Drinking alcohol is causally linked to an array of health problems, WHO said, ranging from alcohol dependence and other mental and behavioural disorders, to major noncommunicable diseases such as liver cirrhosis, some cancers and cardiovascular diseases, as well as injuries and deaths resulting from violence and road traffic accidents.
Saving young lives
Worldwide, some three million people die each year as a result of the harmful use of alcohol – one every 10 seconds – representing around five per cent of all deaths.
Young people account for a disproportionate number of these alcohol-related deaths, with 13.5 per cent of all deaths among people aged 20-39 being alcohol-related.
“Alcohol robs young people, their families and societies of their lives and potential,” said Tedros Adhanom Ghebreyesus, the WHO Director-General.
“Yet despite the clear risks to health, controls on the marketing of alcohol are much weaker than for other psychoactive products. Better, well enforced and more consistent regulation of alcohol marketing would both save and improve young lives across the world.”
Rise of digital media
The report highlights how recent changes in alcohol marketing have created new opportunities to reach audiences.
The collection and analysis of data on users’ habits and preferences by global internet providers has allowed alcohol marketers to target messages to specific groups across national borders.
The study found targeted advertising on social media is especially effective, and further bolstered by influencers and through sharing posts.
One data source quoted in the report calculated that over 70 per cent of media spending of leading alcohol marketers based in the United States in 2019 was through promotions, product placement and online advertisements in social media.
“The rising importance of digital media means that alcohol marketing has become increasingly cross-border,” said Dag Rekve of the Alcohol, Drugs and Addictive Behaviours Unit at WHO.
“This makes it more difficult for countries that are regulating alcohol marketing to effectively control it in their jurisdictions. More collaboration between countries in this area is needed.”

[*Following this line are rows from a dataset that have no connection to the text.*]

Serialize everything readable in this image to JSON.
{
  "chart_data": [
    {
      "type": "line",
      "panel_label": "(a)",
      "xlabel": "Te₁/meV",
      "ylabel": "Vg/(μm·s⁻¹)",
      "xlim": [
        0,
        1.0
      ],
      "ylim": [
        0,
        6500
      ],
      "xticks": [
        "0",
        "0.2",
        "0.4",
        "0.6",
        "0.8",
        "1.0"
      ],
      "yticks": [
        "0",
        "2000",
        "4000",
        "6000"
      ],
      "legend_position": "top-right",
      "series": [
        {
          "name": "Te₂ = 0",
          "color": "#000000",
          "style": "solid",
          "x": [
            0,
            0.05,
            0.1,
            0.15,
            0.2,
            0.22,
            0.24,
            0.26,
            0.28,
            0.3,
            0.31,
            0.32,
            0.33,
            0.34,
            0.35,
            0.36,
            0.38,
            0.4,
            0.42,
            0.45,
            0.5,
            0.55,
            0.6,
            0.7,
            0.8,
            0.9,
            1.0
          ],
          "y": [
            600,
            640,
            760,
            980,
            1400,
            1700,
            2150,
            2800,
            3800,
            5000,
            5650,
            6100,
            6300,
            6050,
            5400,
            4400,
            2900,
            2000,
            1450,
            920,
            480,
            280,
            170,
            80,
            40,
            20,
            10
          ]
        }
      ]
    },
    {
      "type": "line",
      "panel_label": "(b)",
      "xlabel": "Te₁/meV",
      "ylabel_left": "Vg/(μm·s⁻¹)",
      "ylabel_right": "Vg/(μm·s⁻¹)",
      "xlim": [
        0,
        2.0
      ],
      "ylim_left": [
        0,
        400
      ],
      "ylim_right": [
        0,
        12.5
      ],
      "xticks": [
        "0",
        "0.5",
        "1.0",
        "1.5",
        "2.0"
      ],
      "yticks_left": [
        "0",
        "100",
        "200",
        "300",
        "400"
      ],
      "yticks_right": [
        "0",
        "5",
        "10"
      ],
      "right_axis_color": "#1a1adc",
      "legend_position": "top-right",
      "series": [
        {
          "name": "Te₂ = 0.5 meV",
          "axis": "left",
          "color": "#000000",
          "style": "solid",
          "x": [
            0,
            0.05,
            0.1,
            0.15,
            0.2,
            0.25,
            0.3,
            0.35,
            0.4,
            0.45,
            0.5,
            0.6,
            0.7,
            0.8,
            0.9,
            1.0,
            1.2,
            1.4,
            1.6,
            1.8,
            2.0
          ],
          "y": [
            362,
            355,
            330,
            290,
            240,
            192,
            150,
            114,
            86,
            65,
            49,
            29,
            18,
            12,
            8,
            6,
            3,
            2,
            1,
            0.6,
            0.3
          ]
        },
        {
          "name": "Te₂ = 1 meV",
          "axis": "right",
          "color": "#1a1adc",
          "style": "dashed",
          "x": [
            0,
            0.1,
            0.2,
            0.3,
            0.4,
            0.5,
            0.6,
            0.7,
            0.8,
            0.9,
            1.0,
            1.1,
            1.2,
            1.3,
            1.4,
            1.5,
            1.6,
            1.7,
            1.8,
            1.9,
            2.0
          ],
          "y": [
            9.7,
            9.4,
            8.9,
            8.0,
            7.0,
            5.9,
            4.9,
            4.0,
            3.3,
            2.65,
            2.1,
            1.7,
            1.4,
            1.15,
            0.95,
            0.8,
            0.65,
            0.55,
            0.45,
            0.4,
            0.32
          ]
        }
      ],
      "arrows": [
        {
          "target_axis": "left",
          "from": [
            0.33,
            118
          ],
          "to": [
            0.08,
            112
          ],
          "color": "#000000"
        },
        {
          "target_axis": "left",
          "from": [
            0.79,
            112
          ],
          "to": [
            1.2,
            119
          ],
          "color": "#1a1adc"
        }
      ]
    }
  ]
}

Sponsoring sporting events
Alcohol companies are also sponsoring major sporting events at the global, regional and national levels, which according to the report can also significantly increase brand awareness among new audiences.
They are also partnering with sports leagues and clubs to reach viewers and potential consumers in different parts of the world.
Other opportunities include sponsorship of competitive gaming events or product placement in movies and serials streamed on international subscription channels.
Drinking as ‘empowerment’
The report – Reducing the harm from alcohol – by regulating cross-border alcohol marketing, advertising and promotion – also examines how specific audiences are targeted, with particular concern for children and adolescents, women, and heavy drinkers.
WHO said studies have shown that starting to drink alcohol at a young age is a predictor of hazardous drinking in young adulthood and beyond. Marketers are also particularly targeting areas of the world with young and growing populations, such as Africa and Latin America.
And while men consume three-quarters of the alcohol that the world drinks, the lower rate among women also presents an opportunity for growth. Alcohol marketers often depict drinking by women as a symbol of empowerment and equality, according to the report.
Heavy and dependent drinkers are another focus for marketing efforts.
“Alcohol-dependent people frequently report a stronger urge to drink alcohol when confronted with alcohol-related cues, yet they rarely have an effective way to avoid exposure to the content of the advertising or promotion,” WHO said.
Integration and collaboration
The report recommends that comprehensive restrictions or bans of alcohol marketing, including its cross-border aspects, are integrated in public health strategies. It also calls for greater collaboration between countries.
WHO said that although many governments have implemented some form of restrictions on alcohol marketing, they tend to be relatively weak.
A 2018 study by the UN agency revealed that while most countries have some form of regulation for alcohol marketing in traditional media, almost half have no regulation that applies to the Internet and social media.